À présent, les rapports de force inter ou transnationaux se trouvent radicalement modifiés. On note par exemple que les instances africaines de l’Union africaine ou de la CEDEAO menacent de sanctions les militaires s’ils ne remettent pas le pouvoir aux civils dans les quinze jours. En outre, les bailleurs de fonds sont en mesure de faire pression sur un pays où l’aide représente plus de 10% du PIB. Barack Obama s’est lui aussi prononcé pour que les nouvelles générations puissent rapidement accéder aux responsabilités, quelles que soient par ailleurs les qualités des dirigeants « présidents à vie ». Dans la même logique, l’Union européenne a également affirmé le 28 octobre « son attachement au respect des dispositions constitutionnelles en vigueur ainsi qu’aux principes définis par l’Union africaine et la CEDEAO sur les changements constitutionnels».

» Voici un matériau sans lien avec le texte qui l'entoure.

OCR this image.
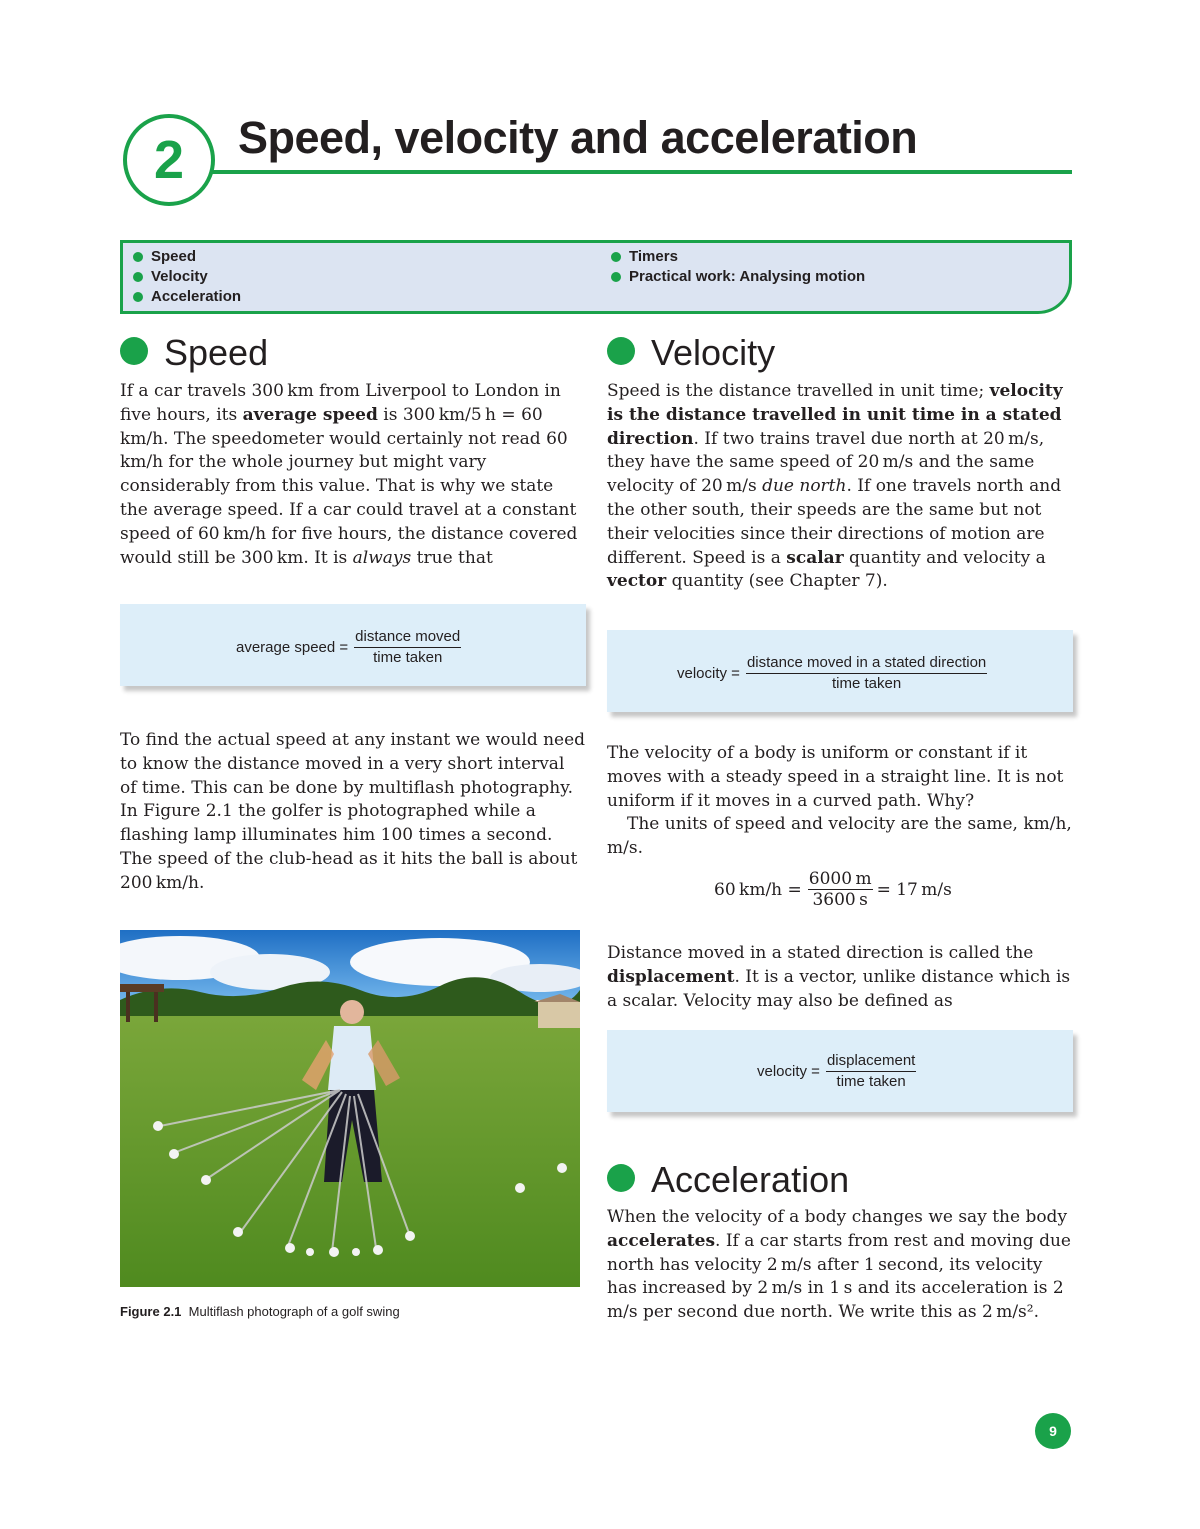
2	Speed, velocity and acceleration
Speed
Velocity
Acceleration
Timers
Practical work: Analysing motion
Speed

If a car travels 300 km from Liverpool to London in five hours, its average speed is 300 km/5 h = 60 km/h. The speedometer would certainly not read 60 km/h for the whole journey but might vary considerably from this value. That is why we state the average speed. If a car could travel at a constant speed of 60 km/h for five hours, the distance covered would still be 300 km. It is always true that

average speed = $\frac{\text{distance moved}}{\text{time taken}}$

To find the actual speed at any instant we would need to know the distance moved in a very short interval of time. This can be done by multiflash photography. In Figure 2.1 the golfer is photographed while a flashing lamp illuminates him 100 times a second. The speed of the club-head as it hits the ball is about 200 km/h.

Figure 2.1 Multiflash photograph of a golf swing
Velocity

Speed is the distance travelled in unit time; velocity is the distance travelled in unit time in a stated direction. If two trains travel due north at 20 m/s, they have the same speed of 20 m/s and the same velocity of 20 m/s due north. If one travels north and the other south, their speeds are the same but not their velocities since their directions of motion are different. Speed is a scalar quantity and velocity a vector quantity (see Chapter 7).

velocity = $\frac{\text{distance moved in a stated direction}}{\text{time taken}}$

The velocity of a body is uniform or constant if it moves with a steady speed in a straight line. It is not uniform if it moves in a curved path. Why?

The units of speed and velocity are the same, km/h, m/s.

60 $km/h = \frac{6000 m}{3600 s} = 17$ m/s

Distance moved in a stated direction is called the displacement. It is a vector, unlike distance which is a scalar. Velocity may also be defined as

velocity = $\frac{\text{displacement}}{\text{time taken}}$
Acceleration

When the velocity of a body changes we say the body accelerates. If a car starts from rest and moving due north has velocity 2 m/s after 1 second, its velocity has increased by 2 m/s in 1 s and its acceleration is 2 m/s per second due north. We write this as 2 m/s².

9
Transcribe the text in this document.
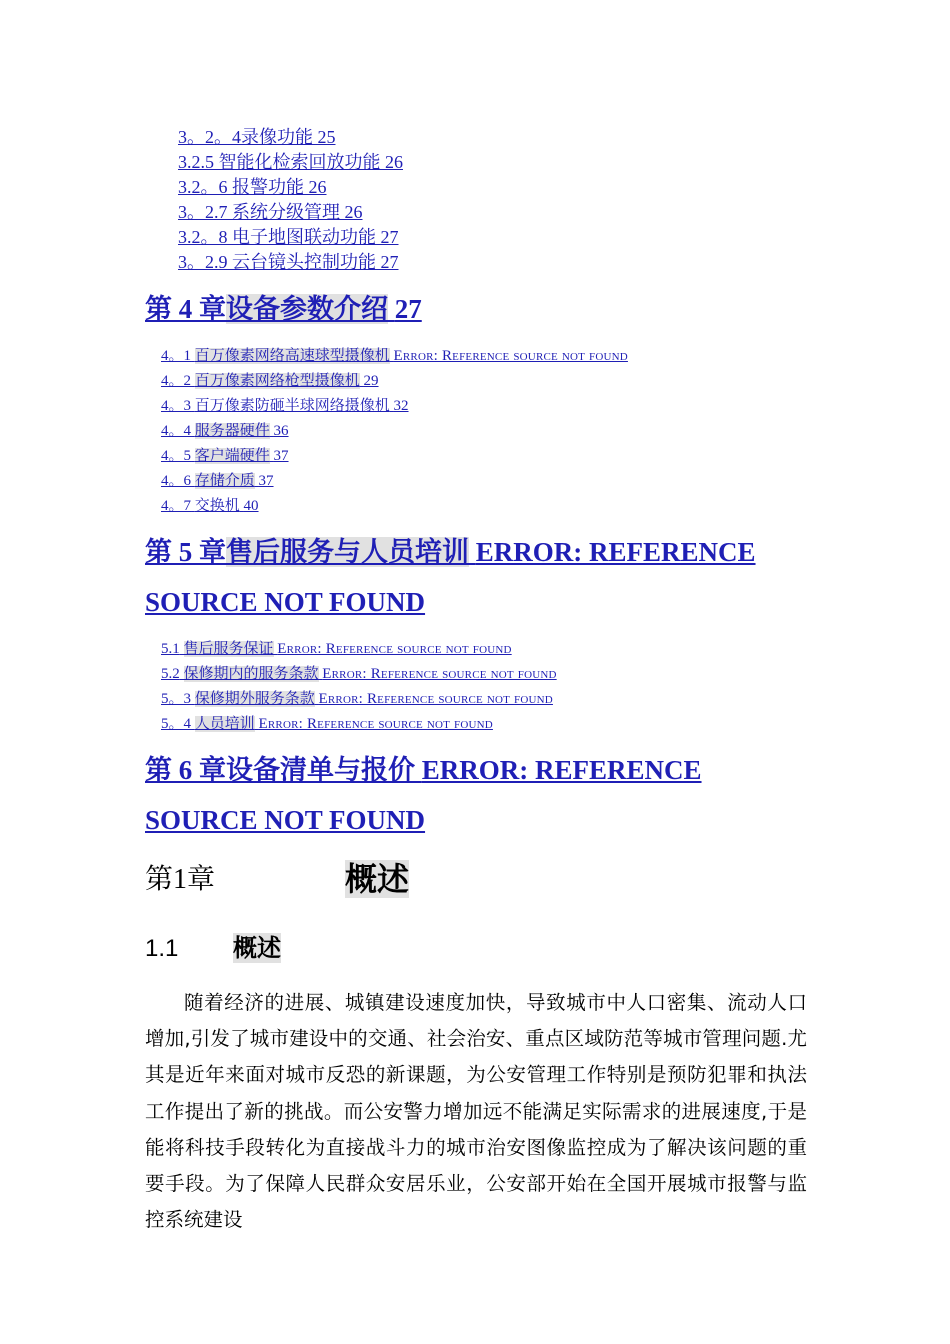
3。2。4录像功能 25
3.2.5 智能化检索回放功能 26
3.2。6 报警功能 26
3。2.7 系统分级管理 26
3.2。8 电子地图联动功能 27
3。2.9 云台镜头控制功能 27
第 4 章设备参数介绍 27
4。1 百万像素网络高速球型摄像机 Error: Reference source not found
4。2 百万像素网络枪型摄像机 29
4。3 百万像素防砸半球网络摄像机 32
4。4 服务器硬件 36
4。5 客户端硬件 37
4。6 存储介质 37
4。7 交换机 40
第 5 章售后服务与人员培训 ERROR: REFERENCE
SOURCE NOT FOUND
5.1 售后服务保证 Error: Reference source not found
5.2 保修期内的服务条款 Error: Reference source not found
5。3 保修期外服务条款 Error: Reference source not found
5。4 人员培训 Error: Reference source not found
第 6 章设备清单与报价 ERROR: REFERENCE
SOURCE NOT FOUND
第1章	概述
1.1 概述
随着经济的进展、城镇建设速度加快，导致城市中人口密集、流动人口增加,引发了城市建设中的交通、社会治安、重点区域防范等城市管理问题.尤其是近年来面对城市反恐的新课题，为公安管理工作特别是预防犯罪和执法工作提出了新的挑战。而公安警力增加远不能满足实际需求的进展速度,于是能将科技手段转化为直接战斗力的城市治安图像监控成为了解决该问题的重要手段。为了保障人民群众安居乐业，公安部开始在全国开展城市报警与监控系统建设
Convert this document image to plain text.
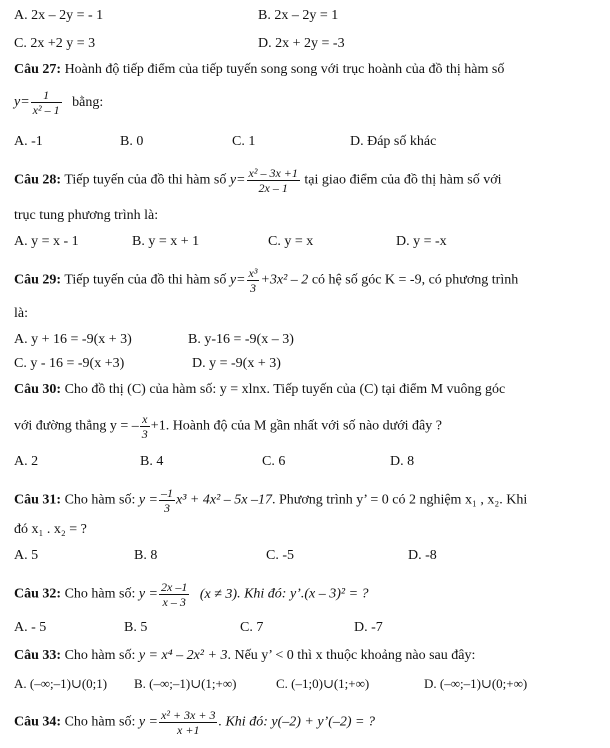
A. 2x – 2y = - 1	B. 2x – 2y = 1
C. 2x +2 y = 3	D. 2x + 2y = -3
Câu 27: Hoành độ tiếp điểm của tiếp tuyến song song với trục hoành của đồ thị hàm số
$y= \frac{1}{\text{x² – 1}}$ bằng:
A. -1	B. 0	C. 1	D. Đáp số khác
Câu 28: Tiếp tuyến của đồ thi hàm số $y= \frac{\text{x² – 3x +1}}{2x - 1}$ tại giao điểm của đồ thị hàm số với
trục tung phương trình là:
A. y = x - 1	B. y = x + 1	C. y = x	D. y = -x
Câu 29: Tiếp tuyến của đồ thi hàm số $y= \frac{\text{x³}}{3} +3x^2 - 2$ có hệ số góc K = -9, có phương trình
là:
A. y + 16 = -9(x + 3)	B. y-16 = -9(x – 3)
C. y - 16 = -9(x +3)	D. y = -9(x + 3)
Câu 30: Cho đồ thị (C) của hàm số: y = xlnx. Tiếp tuyến của (C) tại điểm M vuông góc
với đường thẳng y = – $\frac{x}{3} +1$. Hoành độ của M gần nhất với số nào dưới đây ?
A. 2	B. 4	C. 6	D. 8
Câu 31: Cho hàm số: $y = \frac{-1}{3} x^3 + 4x^2 - 5x$ –17. Phương trình y’ = 0 có 2 nghiệm x₁ , x₂. Khi
đó x₁ . x₂ = ?
A. 5	B. 8	C. -5	D. -8
Câu 32: Cho hàm số: $y = \frac{2x -1}{x - 3} (x \ne 3)$. Khi đó: y’.(x – 3)² = ?
A. - 5	B. 5	C. 7	D. -7
Câu 33: Cho hàm số: y = x⁴ – 2x² + 3. Nếu y’ < 0 thì x thuộc khoảng nào sau đây:
A. (–∞;–1)∪(0;1) B. (–∞;–1)∪(1;+∞)	C. (–1;0)∪(1;+∞)	D. (–∞;–1)∪(0;+∞)
Câu 34: Cho hàm số: $y = \frac{\text{x² + 3x + 3}}{x +1}$ . Khi đó: y(–2) + y’(–2) = ?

De prime abord un tel retournement et un tel effondrement des soutiens internationaux dont bénéficiait jusqu’ici le néo-patrimonialisme de Compaoré peuvent surprendre. En fait, ce changement radical d’agenda s’explique avant tout par la nouvelle donne mondiale. En effet, la situation du Burkina Faso est devenue éminemment stratégique en raison de sa frontière avec le Nord Mali où se tiennent des forces spéciales américaines et françaises. Or, ces dernières font face à des forces islamistes dont la capacité de nuisance transnationale s’affirme de jour en jour au point que certains acteurs étatiques – comme les États-Unis ou la France – bouleversent désormais l’ordre de leurs priorités diplomatico-stratégiques.
Références
Philippe Hugon, Géopolitique de l’Afrique, Paris, SEDES 2013, 3e ed.
Pierre Jacquemot, « Les trois paradoxes du Burkina Faso, Lettre de l’IRIS, 2 novembre 2014.
Frédéric Lejeal, Le Burkina Faso, Paris, Karthala, 2002.